Category Archives: EPUI

7/6/17: European Policy Uncertainty: Still Above Pre-Crisis Averages

As noted in the previous post, covering the topic of continued mis-pricing by equity markets of policy uncertainties, much of the decline in the Global Economic Policy Uncertainty Index has been accounted for by a drop in European countries’ EPUIs. Here are some details:

In May 2017, EPU indices for France, Germany, Spain and the UK have dropped significantly, primarily on the news relating to French elections and the moderation in Brexit discussions (displaced, temporarily, by the domestic election). Further moderation was probably due to elevated level of news traffic relating to President Trump’s NATO visit. Italy’s index rose marginally.

Overall, European Index was down at 161.6 at the end of May, showing a significant drop from April 252.9 reading and down on cycle high of 393.0 recorded in November 2016. The index is now well below longer-term cycle trend line (chart below). 

However, latest drop is confirming overall extreme degree of uncertainty volatility over the last 18 months, and thus remains insufficient to reverse the upward trend in the ‘fourth’ regime period (chart below).

Despite post-election moderation, France continues to lead EPUI to the upside, while Germany and Italy remain two drivers of policy uncertainty moderation. This is confirmed by the period averages chart below:

Overall, levels of European policy uncertainty remain well-above pre-2009 averages, even following the latest index moderation.

7/6/17: Equity Markets Continue to Mis-price Policy Risks

There has been some moderation in the overall levels of Economic Policy Uncertainty, globally, over the course of May. The decline was primarily driven by European Uncertainty index falling toward longer-term average (see later post) and brings overall Global EPU Index in line with longer term trend (upward sloping):

This meant that short-term correlation between VIX and Global EPUI remained in positive territory for the second month in a row, breaking negative correlations trend established from October 2015 on.

The trends in underlying volatility of both VIS and Global EPUI remained largely the same:

The key to the above data is that equity markets risk perceptions remain divorced from political risks and uncertainties reflected in the Global EPUI. This is even more apparent when we consider actual equity indices as done below:

Both, on longer-run trend comparative and on shorter term level analysis bases, both S&P 500 and NASDAQ Composite react in the exactly opposite direction to Global Economic Policy Uncertainty measure: rising uncertainty in the longer run is correlated with rising equities valuations.

23/2/17: Welcome to the VUCA World

Much has been said recently about the collapse of ‘risk gauges’ in the financial markets, especially on foot of the historically low readings for the markets’ ‘fear index’, VIX. In terms of medium-term averages, current VIX readings are closely matching the readings for the period of ‘peak’ ‘Great Moderation’ of 1Q 2005 - 4Q 2006, while on-trend, VIX is currently running below 2005-2006 troughs. In other words, risk has effectively disappeared from the investors’ (or rather traders and active managers) radars (see chart below).

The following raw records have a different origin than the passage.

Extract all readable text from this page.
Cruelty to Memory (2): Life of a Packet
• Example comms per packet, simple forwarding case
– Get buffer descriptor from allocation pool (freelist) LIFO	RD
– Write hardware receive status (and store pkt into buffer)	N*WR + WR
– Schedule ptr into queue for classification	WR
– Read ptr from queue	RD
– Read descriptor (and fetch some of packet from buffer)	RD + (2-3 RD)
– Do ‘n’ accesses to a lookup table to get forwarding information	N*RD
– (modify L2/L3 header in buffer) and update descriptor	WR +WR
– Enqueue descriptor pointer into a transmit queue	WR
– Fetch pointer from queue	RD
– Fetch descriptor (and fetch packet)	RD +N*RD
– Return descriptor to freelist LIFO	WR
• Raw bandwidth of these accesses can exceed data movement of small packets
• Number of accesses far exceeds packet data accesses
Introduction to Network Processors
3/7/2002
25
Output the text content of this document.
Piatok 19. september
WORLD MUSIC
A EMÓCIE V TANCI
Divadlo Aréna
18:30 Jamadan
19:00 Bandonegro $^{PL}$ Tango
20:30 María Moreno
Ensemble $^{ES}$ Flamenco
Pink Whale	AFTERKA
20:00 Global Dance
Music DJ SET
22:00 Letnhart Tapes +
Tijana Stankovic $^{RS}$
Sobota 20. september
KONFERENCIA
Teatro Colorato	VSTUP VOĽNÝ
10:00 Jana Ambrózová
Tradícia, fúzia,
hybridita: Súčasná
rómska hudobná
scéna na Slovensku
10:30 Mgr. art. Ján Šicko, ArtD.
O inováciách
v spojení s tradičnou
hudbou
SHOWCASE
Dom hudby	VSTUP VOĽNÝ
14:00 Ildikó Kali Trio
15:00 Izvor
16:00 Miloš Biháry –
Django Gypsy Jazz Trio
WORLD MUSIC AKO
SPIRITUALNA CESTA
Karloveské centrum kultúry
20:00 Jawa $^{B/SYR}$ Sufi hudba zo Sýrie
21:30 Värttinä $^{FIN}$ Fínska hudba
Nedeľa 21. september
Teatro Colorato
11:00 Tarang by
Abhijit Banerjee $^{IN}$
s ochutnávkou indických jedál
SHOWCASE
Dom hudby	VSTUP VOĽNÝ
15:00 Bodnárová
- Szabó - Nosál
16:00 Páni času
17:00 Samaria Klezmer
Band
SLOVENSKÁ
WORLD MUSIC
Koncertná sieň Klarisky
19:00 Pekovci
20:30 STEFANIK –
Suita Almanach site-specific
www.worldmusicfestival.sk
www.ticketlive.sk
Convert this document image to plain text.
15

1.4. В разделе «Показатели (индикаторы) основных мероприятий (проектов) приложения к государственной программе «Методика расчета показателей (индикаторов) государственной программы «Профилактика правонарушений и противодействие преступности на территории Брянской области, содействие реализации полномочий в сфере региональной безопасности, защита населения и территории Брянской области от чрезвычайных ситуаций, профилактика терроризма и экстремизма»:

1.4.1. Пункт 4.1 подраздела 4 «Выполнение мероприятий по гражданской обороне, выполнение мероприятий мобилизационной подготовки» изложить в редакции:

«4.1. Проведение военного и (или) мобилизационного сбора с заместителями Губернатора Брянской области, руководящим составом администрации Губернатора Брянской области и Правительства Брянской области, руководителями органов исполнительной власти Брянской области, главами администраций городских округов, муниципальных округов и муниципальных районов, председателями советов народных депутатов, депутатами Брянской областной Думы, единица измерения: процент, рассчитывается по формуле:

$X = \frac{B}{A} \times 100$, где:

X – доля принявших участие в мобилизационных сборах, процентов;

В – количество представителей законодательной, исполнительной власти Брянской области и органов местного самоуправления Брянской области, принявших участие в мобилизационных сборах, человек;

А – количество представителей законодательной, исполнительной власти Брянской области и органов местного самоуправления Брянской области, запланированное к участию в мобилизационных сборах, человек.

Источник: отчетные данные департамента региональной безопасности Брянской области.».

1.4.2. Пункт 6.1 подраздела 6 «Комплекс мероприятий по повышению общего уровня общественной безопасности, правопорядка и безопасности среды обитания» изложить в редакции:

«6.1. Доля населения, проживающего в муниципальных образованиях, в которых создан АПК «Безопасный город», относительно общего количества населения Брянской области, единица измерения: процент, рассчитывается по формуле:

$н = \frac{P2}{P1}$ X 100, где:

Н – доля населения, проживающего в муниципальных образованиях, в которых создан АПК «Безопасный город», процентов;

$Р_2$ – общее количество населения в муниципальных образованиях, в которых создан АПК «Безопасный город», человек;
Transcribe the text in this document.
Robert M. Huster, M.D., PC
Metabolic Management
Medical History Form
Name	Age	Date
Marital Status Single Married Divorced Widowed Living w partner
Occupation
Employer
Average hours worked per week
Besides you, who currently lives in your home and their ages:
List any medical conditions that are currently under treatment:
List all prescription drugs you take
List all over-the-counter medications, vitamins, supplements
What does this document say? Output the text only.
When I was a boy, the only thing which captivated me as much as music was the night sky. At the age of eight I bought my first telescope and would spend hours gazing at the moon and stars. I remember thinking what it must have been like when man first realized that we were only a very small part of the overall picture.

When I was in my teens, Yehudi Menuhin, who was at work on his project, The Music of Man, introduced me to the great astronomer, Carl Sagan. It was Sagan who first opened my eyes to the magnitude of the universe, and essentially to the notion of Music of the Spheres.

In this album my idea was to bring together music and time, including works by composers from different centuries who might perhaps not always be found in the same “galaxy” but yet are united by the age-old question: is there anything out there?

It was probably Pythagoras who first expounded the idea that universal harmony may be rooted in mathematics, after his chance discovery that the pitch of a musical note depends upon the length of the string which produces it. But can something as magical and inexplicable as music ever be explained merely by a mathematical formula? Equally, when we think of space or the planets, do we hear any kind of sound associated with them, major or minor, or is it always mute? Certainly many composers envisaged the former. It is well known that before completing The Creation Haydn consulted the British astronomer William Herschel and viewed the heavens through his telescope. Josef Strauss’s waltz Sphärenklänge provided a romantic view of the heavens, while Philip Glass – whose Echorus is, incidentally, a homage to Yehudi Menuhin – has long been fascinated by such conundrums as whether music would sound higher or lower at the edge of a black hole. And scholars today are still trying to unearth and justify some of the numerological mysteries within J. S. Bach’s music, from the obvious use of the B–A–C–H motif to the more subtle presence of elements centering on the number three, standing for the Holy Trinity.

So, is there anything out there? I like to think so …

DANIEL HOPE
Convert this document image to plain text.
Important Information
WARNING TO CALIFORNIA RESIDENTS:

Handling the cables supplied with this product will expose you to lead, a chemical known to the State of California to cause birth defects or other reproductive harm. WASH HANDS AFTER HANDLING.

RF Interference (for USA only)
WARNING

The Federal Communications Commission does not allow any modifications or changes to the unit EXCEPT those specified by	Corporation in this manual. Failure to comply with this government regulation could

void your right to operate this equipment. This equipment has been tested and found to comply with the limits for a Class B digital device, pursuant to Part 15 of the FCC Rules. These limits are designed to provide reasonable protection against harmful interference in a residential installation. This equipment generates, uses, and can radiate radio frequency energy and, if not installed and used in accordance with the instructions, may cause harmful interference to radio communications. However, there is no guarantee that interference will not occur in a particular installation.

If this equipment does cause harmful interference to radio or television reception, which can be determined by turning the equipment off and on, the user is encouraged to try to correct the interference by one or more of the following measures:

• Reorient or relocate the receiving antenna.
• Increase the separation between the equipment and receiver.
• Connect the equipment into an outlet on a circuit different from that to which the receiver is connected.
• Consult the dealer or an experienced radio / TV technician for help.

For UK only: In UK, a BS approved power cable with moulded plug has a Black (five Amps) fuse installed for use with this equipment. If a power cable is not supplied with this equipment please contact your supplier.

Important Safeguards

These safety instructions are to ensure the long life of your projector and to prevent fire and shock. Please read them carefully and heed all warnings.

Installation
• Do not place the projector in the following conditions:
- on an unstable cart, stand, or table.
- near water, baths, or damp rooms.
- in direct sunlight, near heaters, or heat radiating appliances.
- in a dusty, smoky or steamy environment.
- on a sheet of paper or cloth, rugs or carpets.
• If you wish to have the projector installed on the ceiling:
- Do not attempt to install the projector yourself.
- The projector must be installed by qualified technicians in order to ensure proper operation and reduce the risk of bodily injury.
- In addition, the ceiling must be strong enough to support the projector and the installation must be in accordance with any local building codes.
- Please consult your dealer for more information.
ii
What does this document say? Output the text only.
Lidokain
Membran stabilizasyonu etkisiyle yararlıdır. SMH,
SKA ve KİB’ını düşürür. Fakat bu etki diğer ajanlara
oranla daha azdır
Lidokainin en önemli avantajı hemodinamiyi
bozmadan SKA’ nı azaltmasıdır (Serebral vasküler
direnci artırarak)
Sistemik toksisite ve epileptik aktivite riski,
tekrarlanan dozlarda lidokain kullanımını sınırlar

At the same time, traditional perceptions of risk in the financial markets have been replaced by a sky-rocketing uncertainty surrounding the real economy, and especially, economic policies. The Economic Policy Uncertainty Indices have been hitting all-time highs globally (see chart below), and across a range of key economies (see this for my recent analysis for Europe:, this for Russia and the U.S.: In current data, Economic Policy Uncertainty Index (EPUI) has been showing extreme volatility coupled with extreme valuations. Index values are rising above historical norms both in terms of medium-term averages and in terms of longer term trends.

 Another interesting feature is the direct relationship between the EPUI and VIX indices. Based on rolling correlations analysis (see chart below), the traditionally positive correlation between the two indices has broken down around the start of 2Q 2016 and since then all three measures of correlation - the 6-months, the 12-months and the 24-months rolling correlations - have trended to the downside, turning negative with the start of 2H 2016. Since November 2016, we have a four months period when all three correlations are in the negative territory, the first time this happened since June 2007 and only the second time this happened in history of both series (since January 1997). Worse, the previous episode of all three correlations being negative lasted only two months (June and July 2007), while the current episode is already 4 months long.

Final point worth making is that while volatility of VIX has collapsed both on trend and in level terms since the start of H1 2016 (see chart below), volatility in EPUI has shot up to historical highs.

Taken together, the three empirical observations identified above suggest that the current markets and economies are no longer consistent with increased traditional risk environment (environment of measurable and manageable risks), but instead represent VUCA (volatile, uncertain, complex and ambiguous) environment. The VUCA environment, by its nature, is characterised by low predictability of risks, with uncertainty and ambiguity driving down efficacy of traditional models for risk assessments and making less valid traditional tools for risk management. Things are getting increasingly more complex and uncertain, unpredictable and unmanageable.